The Executive Chef ensures the efficient operations of all food production areas, by consistently analyzing the food production quality & cost, keeping within budget & monitoring time management.

You are required to implement and maintain all service standards as determined by the Corporate Office, and it is your duty to provide your team with ongoing training and support.

It is your responsibility to ensure safe, quality food production, and to create a friendly, guest-oriented service culture to ensure Guest satisfaction and repeat business, which in turn, will increase revenue and profitability of the company.

Job Qualification

  • Excellent cooking skills with creativity to enhance buffet presentations; continuously improve food quality and presentation, host Kitchen Table events and cooking demonstrations, and use culinary checklists regularly.

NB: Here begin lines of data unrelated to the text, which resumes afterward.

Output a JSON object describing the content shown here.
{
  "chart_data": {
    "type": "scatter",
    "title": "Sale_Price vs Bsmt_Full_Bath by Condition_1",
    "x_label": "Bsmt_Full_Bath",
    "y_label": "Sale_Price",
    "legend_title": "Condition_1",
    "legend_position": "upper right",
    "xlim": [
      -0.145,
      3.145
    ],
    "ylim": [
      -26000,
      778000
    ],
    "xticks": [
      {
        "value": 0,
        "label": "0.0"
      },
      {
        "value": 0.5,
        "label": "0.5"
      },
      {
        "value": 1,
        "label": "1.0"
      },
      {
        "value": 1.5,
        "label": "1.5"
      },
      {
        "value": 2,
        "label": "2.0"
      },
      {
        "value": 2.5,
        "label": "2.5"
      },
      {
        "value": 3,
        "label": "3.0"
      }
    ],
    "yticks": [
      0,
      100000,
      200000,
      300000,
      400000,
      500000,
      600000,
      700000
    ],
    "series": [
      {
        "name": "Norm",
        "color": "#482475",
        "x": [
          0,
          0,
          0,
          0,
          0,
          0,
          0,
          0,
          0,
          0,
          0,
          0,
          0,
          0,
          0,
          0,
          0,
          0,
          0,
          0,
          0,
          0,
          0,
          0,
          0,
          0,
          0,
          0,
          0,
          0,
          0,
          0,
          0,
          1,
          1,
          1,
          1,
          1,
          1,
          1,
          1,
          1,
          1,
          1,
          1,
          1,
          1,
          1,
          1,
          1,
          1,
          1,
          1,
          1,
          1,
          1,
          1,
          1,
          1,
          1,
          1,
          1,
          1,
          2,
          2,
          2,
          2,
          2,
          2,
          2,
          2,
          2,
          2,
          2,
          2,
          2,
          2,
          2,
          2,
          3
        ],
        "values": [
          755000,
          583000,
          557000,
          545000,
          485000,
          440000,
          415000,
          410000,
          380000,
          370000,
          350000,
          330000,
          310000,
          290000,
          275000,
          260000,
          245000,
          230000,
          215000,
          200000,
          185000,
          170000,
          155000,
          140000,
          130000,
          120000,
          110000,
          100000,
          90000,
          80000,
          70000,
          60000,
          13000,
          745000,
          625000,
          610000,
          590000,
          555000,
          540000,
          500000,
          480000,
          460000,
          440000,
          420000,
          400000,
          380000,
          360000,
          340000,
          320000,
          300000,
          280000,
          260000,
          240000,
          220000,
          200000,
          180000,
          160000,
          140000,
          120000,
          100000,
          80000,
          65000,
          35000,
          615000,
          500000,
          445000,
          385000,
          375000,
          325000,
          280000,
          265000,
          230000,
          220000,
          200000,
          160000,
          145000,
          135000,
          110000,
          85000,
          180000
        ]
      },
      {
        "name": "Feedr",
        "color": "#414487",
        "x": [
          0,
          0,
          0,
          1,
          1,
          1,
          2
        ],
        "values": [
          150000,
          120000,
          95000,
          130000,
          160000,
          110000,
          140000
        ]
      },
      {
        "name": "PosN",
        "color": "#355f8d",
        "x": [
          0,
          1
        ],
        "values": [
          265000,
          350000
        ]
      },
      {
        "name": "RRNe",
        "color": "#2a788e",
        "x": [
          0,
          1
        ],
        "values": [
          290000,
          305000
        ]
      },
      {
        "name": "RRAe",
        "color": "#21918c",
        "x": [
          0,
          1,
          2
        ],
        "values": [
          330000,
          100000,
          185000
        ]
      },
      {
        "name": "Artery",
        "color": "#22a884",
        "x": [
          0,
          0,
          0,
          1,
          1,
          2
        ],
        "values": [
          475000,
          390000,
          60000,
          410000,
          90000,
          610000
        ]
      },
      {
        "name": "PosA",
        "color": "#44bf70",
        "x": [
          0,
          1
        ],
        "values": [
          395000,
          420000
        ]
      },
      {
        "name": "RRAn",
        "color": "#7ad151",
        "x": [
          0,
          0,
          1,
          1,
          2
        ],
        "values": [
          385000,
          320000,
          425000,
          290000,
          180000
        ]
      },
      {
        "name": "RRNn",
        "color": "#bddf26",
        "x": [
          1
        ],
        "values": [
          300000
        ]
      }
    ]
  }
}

  • Control food cost by following portion charts, adjusting requisitions to avoid overproduction, and coordinating all food orders and consumption with the Inventory Manager based on guest count, itinerary, availability, and usage; manage inventory, par levels, FIFO, and attend loading for quality checks.

  • Oversee maintenance of all Galley equipment, manage the annual equipment budget, report damages or malfunctions, and control ordering, issuing, and par levels for equipment.

  • Work as part of a team and do not change menus or operations without approval from the Culinary and Purchasing Departments; adjust menus based on availability and submit reports each cruise.

  • Ensure all menus, recipes, and standards are followed; conduct daily spot checks of all food outlets and perform random tastings to maintain Viking’s quality, cleanliness, and Public Health standards.

  • Regularly inspect Galley areas with the Public Health Officer and Kitchen Steward to ensure a clean and safe workplace.

  • Understand HR policies, shipboard training, crew contracts, and working hours procedures to maintain accurate records and payroll corrections if needed.

  • Lead and support a multicultural team, hold daily meetings with Team Leaders, and ensure the department meets Viking’s STAR Service Standards.

  • Deliver the highest level of guest comfort and service in line with STAR Service Standards and Public Health Policies, managing service based on guest flow and daily activities.

  • Provide leadership to direct reports, including performance reviews, discipline when needed, MLC compliance, training, succession planning, and crew communication and recognition.

  • Use proper PPE and safe lifting techniques at all times.

  • Maintain impeccable grooming standards according to Viking’s Image and Uniform Standards.

  • Protect company property at all times, especially during rough weather.

  • Follow all safety, environmental, Public Health, and security policies and participate in required training and emergency drills.

  • Additional duties may be assigned by your manager or supervisor.